If your use case is mixed, you can set a short window (10ms) and accept that batch sizes will be smaller, or run two dispatcher instances: one with a short window for interactive paths and one with a longer window for background work.
When a window fills to max_batch_size before the timer expires, it dispatches early and starts a new window. This prevents any single window from becoming too large to send cleanly.
When this is useful
- You are running evals, grading pipelines, or data extraction jobs where many coroutines fire at roughly the same time.
- You hit 429 errors when running concurrent tasks and your current fix is jitter sleeps or manual batching loops.
- You want the concurrency logic out of your evaluation code.
- Your system prompt is long and repeated across many calls. Large batches with shared context hit the prompt cache more reliably, because the cache prefix is warm by the time the second call lands.
- You want to observe actual batch sizes to tune your concurrency budget.

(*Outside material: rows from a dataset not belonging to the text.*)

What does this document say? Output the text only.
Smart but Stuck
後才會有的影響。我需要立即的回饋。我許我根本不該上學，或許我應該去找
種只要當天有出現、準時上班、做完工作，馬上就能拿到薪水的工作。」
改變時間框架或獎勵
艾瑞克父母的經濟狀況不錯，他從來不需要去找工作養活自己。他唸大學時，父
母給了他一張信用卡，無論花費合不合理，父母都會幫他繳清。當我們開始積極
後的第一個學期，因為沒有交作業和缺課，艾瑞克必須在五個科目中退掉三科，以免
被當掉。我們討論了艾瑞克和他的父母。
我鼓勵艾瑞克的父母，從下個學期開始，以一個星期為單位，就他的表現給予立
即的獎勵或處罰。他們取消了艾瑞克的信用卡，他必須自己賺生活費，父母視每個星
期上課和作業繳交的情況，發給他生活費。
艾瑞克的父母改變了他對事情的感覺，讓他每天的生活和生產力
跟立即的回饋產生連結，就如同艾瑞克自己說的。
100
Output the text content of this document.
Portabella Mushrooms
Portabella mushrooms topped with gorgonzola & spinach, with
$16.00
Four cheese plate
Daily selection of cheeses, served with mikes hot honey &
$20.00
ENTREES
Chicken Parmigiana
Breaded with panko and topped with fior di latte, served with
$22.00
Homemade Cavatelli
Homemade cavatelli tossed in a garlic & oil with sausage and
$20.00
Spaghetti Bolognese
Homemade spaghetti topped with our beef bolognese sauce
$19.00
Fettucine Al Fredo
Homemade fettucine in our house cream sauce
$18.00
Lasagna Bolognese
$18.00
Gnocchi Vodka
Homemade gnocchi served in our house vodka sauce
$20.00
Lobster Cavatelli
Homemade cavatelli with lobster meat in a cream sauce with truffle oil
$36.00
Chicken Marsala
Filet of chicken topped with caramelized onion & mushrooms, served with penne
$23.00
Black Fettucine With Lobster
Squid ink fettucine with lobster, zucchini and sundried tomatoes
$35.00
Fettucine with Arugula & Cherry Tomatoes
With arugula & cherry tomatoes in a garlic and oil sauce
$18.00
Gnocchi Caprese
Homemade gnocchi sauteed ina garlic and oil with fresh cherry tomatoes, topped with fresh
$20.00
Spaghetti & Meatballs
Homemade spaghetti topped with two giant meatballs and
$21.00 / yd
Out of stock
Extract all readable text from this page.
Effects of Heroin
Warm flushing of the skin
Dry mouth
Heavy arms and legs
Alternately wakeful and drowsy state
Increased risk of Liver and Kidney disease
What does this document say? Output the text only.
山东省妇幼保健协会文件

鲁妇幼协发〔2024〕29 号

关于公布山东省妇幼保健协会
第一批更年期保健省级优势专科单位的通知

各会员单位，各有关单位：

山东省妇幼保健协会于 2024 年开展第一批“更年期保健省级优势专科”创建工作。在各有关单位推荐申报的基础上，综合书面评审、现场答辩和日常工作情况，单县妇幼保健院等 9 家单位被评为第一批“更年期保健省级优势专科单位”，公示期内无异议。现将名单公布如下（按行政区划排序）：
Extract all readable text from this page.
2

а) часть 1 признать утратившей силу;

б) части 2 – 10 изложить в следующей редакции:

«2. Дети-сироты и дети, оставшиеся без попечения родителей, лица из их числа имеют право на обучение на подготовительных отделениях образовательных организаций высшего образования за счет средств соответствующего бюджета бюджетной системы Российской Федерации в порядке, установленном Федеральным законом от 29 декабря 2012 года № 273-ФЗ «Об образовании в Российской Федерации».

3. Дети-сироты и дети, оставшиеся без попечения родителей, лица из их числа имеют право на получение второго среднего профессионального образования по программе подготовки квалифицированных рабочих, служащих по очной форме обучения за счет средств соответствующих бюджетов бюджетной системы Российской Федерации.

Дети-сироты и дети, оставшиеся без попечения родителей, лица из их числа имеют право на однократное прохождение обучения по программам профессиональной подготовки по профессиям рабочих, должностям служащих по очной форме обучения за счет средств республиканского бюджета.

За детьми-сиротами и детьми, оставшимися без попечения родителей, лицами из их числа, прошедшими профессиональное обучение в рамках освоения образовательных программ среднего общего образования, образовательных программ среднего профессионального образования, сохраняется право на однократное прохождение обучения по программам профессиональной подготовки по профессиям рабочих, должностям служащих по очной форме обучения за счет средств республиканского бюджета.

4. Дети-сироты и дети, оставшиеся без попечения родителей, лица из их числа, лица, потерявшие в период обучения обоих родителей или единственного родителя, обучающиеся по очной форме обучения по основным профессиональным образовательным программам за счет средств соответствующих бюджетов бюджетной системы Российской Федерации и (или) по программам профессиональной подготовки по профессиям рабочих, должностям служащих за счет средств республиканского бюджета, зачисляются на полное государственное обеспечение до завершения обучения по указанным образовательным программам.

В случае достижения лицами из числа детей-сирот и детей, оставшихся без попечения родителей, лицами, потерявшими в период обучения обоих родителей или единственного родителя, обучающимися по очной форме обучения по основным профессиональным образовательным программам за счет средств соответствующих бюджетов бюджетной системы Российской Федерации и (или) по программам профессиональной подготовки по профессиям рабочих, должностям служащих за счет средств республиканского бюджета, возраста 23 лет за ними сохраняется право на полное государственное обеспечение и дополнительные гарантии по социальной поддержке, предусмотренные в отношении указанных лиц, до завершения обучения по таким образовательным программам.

When this is NOT what you want
- One coroutine, one call. The dispatcher adds overhead and gives you nothing back. Use
AsyncAnthropicdirectly. - You need results in under 100ms. The gather window is intentional latency. Turn it off or use a very short window, at the cost of smaller batch sizes.
- You need the 50% Anthropic Batch API discount. That API has a different shape entirely. See anthropic-batch-kit for that path.
Install
pip install llmfleet
Repo: https://github.com/MukundaKatta/llmfleet
v0.1.0 ships on Python 3.10 and later. No dependencies beyond the Anthropic SDK.
Sibling libraries
| Lib | Boundary | Repo |
|---|---|---|
| anthropic-batch-kit | Async Batch API for latency-insensitive jobs. Different from real-time pooling. | MukundaKatta/anthropic-batch-kit |
| token-budget-py | Shared token/USD budget pool across the fleet. Cap spend before you dispatch. | MukundaKatta/token-budget-py |
| llm-retry-py | Per-call retry with full-jitter backoff after dispatch. llmfleet reduces 429s; llm-retry handles the ones that still slip through. | MukundaKatta/llm-retry-py |
| agenttrace | Cost and latency rollup across the fleet. See total tokens, p50/p95 latency, per-model breakdown. | MukundaKatta/AgentTracePy |
The combination that made my eval pipeline clean: llmfleet for dispatch, token-budget-py to prevent runaway spend, agenttrace to see where the time went, and llm-retry-py as a safety net.
What's next
v0.1.0 is Anthropic only. OpenAI and Bedrock have similar rate limit structures and the dispatcher is provider-agnostic. The per-provider adapter is the only missing piece. If you want to add one, the interface is small.
The gather window default of 50ms came from my own eval runs. I would like to see data from other workloads to know whether that number is broadly sensible or if it wants to be tunable based on observed batch sizes. The stats surface is there to make that observable.
If you are running parallel evals and your current fix is sleep(random()), try swapping in the dispatcher and see what happens to your batch sizes. The change to the caller is one line.